To keep advisers and their client bases satisfied, firms have to have “intuitive” and easy-to-use tech for their advisers and clients, Alexander said.
“A lot of processes are still very manual, for example, alternative investments or client onboarding. So they don’t have the digitization of client engagement and the digitization of client service, and they really need that,” he said, emphasizing the need to eliminate paper and offer client information aggregation.
Firms’ plans of action
Some wealth management firms are acutely aware of the need to keep advisers’ technology as updated as possible.
“To help advisers effectively operate remotely, we developed a bundle of new and enhanced capabilities,” Dan Arnold, the chief executive of independent broker-dealer LPL Financial, said last month during a call to discuss earnings.

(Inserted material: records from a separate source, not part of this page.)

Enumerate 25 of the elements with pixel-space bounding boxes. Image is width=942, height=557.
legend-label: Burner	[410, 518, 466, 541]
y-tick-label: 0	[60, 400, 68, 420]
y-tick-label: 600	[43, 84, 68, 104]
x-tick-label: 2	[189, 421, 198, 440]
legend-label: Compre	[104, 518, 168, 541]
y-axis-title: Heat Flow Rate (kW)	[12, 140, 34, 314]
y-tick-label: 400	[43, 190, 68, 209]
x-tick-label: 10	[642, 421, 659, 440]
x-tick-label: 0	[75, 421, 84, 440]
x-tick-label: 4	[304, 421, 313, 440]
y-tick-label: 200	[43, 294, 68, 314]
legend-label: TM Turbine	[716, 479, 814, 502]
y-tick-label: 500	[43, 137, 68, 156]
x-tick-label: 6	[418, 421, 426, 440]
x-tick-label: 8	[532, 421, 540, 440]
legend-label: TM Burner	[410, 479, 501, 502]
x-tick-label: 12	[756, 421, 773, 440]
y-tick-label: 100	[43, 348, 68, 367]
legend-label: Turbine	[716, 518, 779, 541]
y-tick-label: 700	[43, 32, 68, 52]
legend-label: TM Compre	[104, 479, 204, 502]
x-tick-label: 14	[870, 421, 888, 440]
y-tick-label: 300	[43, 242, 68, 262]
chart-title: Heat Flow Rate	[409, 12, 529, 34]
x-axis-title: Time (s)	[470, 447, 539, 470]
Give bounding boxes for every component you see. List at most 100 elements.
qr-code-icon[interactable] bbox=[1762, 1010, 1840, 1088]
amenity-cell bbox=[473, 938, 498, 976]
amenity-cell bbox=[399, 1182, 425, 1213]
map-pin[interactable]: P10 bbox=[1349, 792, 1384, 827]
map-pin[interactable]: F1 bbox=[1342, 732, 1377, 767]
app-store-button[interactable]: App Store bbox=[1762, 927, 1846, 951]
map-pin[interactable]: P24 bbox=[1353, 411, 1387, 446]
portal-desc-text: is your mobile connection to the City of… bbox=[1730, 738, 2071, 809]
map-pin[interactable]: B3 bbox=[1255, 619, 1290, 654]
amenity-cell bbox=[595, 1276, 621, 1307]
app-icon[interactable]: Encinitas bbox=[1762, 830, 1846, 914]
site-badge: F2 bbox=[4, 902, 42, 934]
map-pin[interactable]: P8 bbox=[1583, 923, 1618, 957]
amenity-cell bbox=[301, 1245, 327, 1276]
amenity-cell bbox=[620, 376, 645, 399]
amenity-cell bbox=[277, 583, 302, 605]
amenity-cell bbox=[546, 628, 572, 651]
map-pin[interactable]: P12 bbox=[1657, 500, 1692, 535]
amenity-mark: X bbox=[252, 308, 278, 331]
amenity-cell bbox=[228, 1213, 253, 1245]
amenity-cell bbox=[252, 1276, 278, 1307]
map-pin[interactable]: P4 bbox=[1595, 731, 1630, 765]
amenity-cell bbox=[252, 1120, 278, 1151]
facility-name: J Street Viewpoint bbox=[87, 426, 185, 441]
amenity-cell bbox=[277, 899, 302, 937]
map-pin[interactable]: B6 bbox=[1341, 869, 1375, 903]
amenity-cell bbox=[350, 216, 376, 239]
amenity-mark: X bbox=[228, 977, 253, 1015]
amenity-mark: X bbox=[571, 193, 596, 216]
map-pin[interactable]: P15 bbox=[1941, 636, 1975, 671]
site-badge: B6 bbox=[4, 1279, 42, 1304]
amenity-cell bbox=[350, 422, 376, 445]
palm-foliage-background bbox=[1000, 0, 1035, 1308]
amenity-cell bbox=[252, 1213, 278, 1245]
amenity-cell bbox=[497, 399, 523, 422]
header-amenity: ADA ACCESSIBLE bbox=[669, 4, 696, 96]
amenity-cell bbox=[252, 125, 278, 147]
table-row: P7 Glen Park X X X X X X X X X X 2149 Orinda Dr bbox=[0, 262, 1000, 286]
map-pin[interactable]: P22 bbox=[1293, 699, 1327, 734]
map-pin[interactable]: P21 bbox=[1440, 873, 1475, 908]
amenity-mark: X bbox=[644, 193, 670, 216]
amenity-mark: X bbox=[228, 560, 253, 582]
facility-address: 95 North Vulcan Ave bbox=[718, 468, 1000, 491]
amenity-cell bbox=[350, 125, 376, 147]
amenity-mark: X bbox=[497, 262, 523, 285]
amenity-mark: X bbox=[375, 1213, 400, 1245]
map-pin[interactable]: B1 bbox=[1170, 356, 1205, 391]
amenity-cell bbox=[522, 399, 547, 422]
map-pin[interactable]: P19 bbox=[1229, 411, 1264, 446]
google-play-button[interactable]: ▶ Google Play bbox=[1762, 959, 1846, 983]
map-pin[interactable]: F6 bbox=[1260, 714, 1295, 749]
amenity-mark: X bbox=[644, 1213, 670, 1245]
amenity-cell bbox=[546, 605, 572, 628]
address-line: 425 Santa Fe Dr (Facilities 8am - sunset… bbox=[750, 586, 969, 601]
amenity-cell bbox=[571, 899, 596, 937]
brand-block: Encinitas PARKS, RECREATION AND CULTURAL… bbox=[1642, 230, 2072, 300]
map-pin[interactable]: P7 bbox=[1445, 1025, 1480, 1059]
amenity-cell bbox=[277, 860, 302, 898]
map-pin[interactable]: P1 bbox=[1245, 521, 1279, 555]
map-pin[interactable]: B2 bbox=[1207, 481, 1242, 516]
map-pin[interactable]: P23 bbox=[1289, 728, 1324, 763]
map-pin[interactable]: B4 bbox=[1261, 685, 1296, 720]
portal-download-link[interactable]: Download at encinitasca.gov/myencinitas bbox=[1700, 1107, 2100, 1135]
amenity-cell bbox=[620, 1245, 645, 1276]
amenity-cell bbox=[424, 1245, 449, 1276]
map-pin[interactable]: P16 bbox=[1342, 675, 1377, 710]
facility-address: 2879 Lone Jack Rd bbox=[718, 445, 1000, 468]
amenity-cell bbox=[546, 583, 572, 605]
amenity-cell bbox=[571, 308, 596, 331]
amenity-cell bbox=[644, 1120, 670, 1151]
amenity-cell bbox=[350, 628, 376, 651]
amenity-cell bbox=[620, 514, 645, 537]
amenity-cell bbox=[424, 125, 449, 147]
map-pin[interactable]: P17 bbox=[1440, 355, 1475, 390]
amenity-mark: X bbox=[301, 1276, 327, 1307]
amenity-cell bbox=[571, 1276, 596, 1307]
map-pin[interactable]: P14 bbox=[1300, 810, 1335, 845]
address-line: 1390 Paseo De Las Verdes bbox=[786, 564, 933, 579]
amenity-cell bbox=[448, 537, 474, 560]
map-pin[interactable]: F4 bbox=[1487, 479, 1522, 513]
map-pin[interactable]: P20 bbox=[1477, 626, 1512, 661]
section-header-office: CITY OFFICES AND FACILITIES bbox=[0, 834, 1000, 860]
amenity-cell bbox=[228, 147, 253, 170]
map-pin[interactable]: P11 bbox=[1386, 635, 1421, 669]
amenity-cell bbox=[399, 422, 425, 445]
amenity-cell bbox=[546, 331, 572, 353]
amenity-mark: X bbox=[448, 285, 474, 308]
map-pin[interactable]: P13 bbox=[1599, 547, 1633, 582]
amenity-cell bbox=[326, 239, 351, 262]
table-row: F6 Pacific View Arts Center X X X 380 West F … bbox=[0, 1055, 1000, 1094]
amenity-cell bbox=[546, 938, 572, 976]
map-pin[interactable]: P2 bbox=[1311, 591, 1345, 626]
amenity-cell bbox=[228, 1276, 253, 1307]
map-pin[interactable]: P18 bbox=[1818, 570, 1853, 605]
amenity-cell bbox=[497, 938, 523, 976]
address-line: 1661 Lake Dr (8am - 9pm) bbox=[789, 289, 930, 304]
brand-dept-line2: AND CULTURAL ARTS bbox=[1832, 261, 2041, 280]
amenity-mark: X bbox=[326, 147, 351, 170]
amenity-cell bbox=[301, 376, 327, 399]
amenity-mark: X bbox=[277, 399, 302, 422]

The firm created an online calendar tool for advisers and clients to schedule time to meet virtually and an instant-messaging feature for advisers to stay connected with their staff virtually, Arnold said, according to a transcript on the investment research platform Sentieo.
“We also continue to evolve how we engage with our advisers in the new and more virtual landscape,” he said.
Financial institutions’ priorities have shifted as a result of the pandemic’s stay-at-home mandates, a recent report from Celent, the fintech-focused research and advisory firm, shows. Wealth managers have been heavily investing in onboarding processes, the report by Awaad Aamir, Andrew Schwartz, and Neil Sheehan found.
The firm expects a 3% reduction in wealth managers’ technology spend this year, and estimates overall yearly spending to come in at $21.2 billion. Between 2021 and 2023, that spending should grow at a 5% compound annual growth rate, Celent estimates.
“While we expect a gradual return to ‘normalcy,’ remote collaboration tools are here to stay,” the report’s authors wrote. “Throughout the pandemic they have proven their worth. Business has and will continue to be conducted outside of the traditional office. It is imperative firms double-down on bolstering these technologies.”